A few years ago I was working for a bill payments company. We were using checkfree's software for our presentation of bills and we wrote our own bill payments engine. The database was MS SQL Server and we were using log shipping to send data from the master to the backup database server. It was using EJB 2.0 and batch processing was pretty slow, so I decided to delete all the transaction data from my sandbox database except for the first month's data to test something. The only problem was that I typed the delete command in the sql window connected to the production database.
A few minutes later one of the utility companies called and said they could not see any transactions. My face went red. I actually felt the blood rush to it. I went to the DBA to ask if she could restore the database from the last back up only to find out that they did not know they were to back up that database. So I asked if we could change the backup database server to the become the master only to find out that the transaction logs had already been shipped to that database and that had the same data as the master.

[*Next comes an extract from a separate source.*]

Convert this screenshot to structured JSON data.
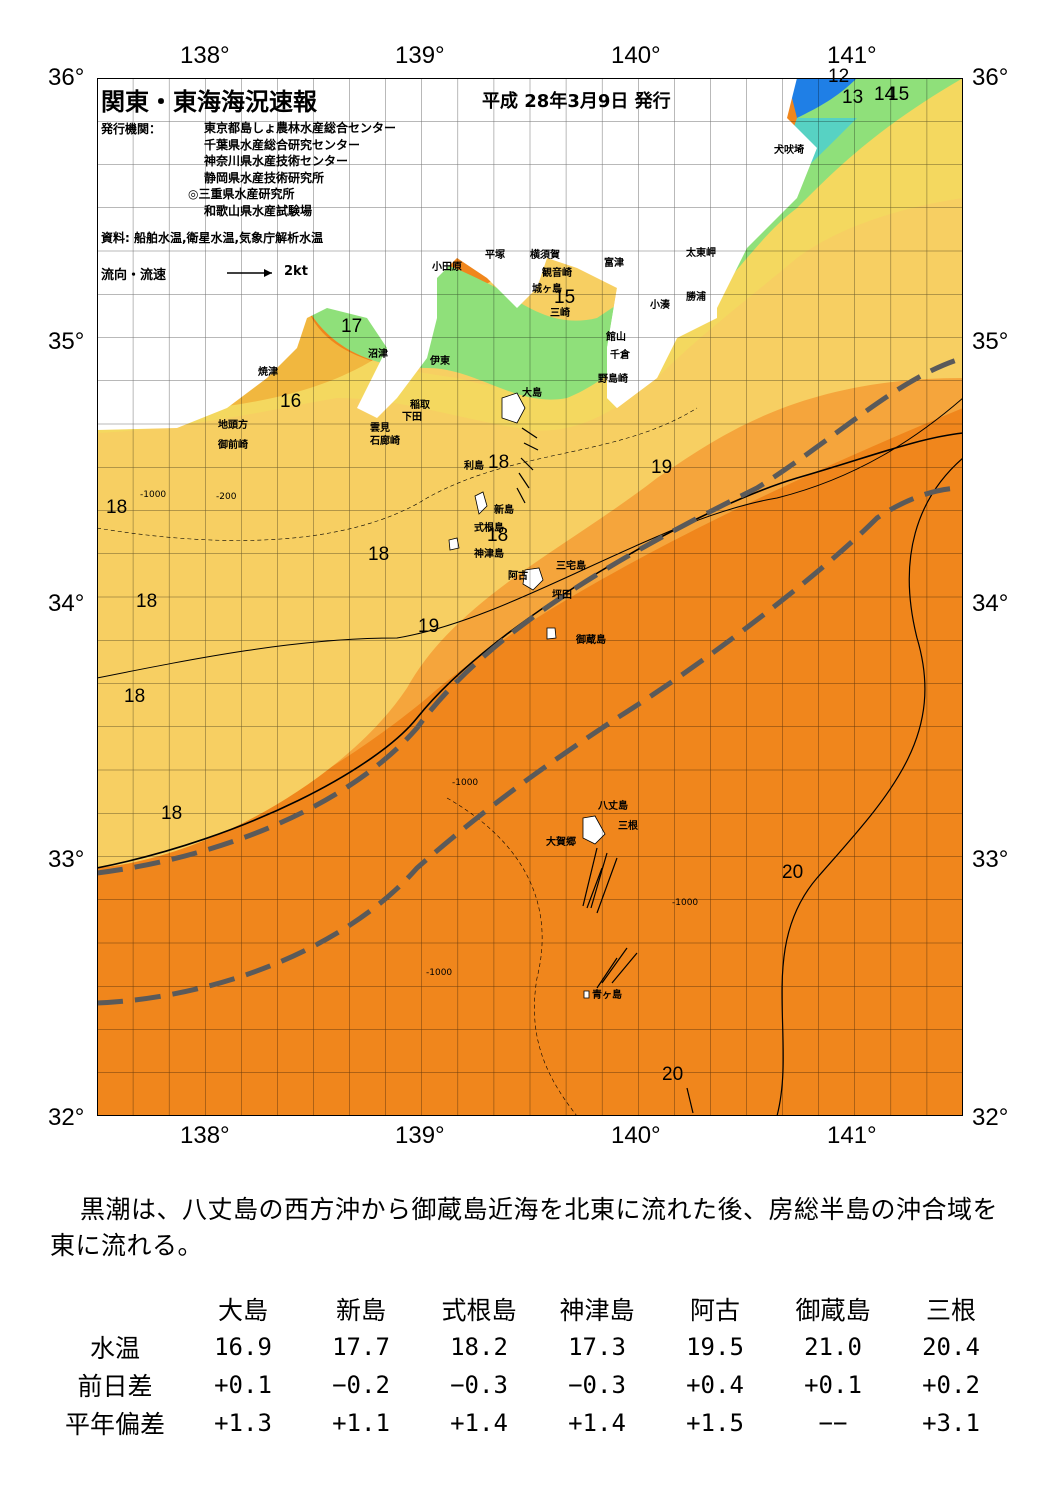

I thought I was definitely going to get fired or go to jail. Fortuanately I found this program called Log Explorer that let me create insert statements for all the transactions deleted before the boss found out. It cost me a couple hundred dollars for a trail version but it was worth it. I checked at www.lumigent.com . They don't seem to make it anymore. Needless to say, I have been very weary of getting write access to anything in production ever since.
All of this could have been avoided if we:
- Secured the database server so that only the application could write to it.
- Have more than one person look over the plan of what is to be backed up.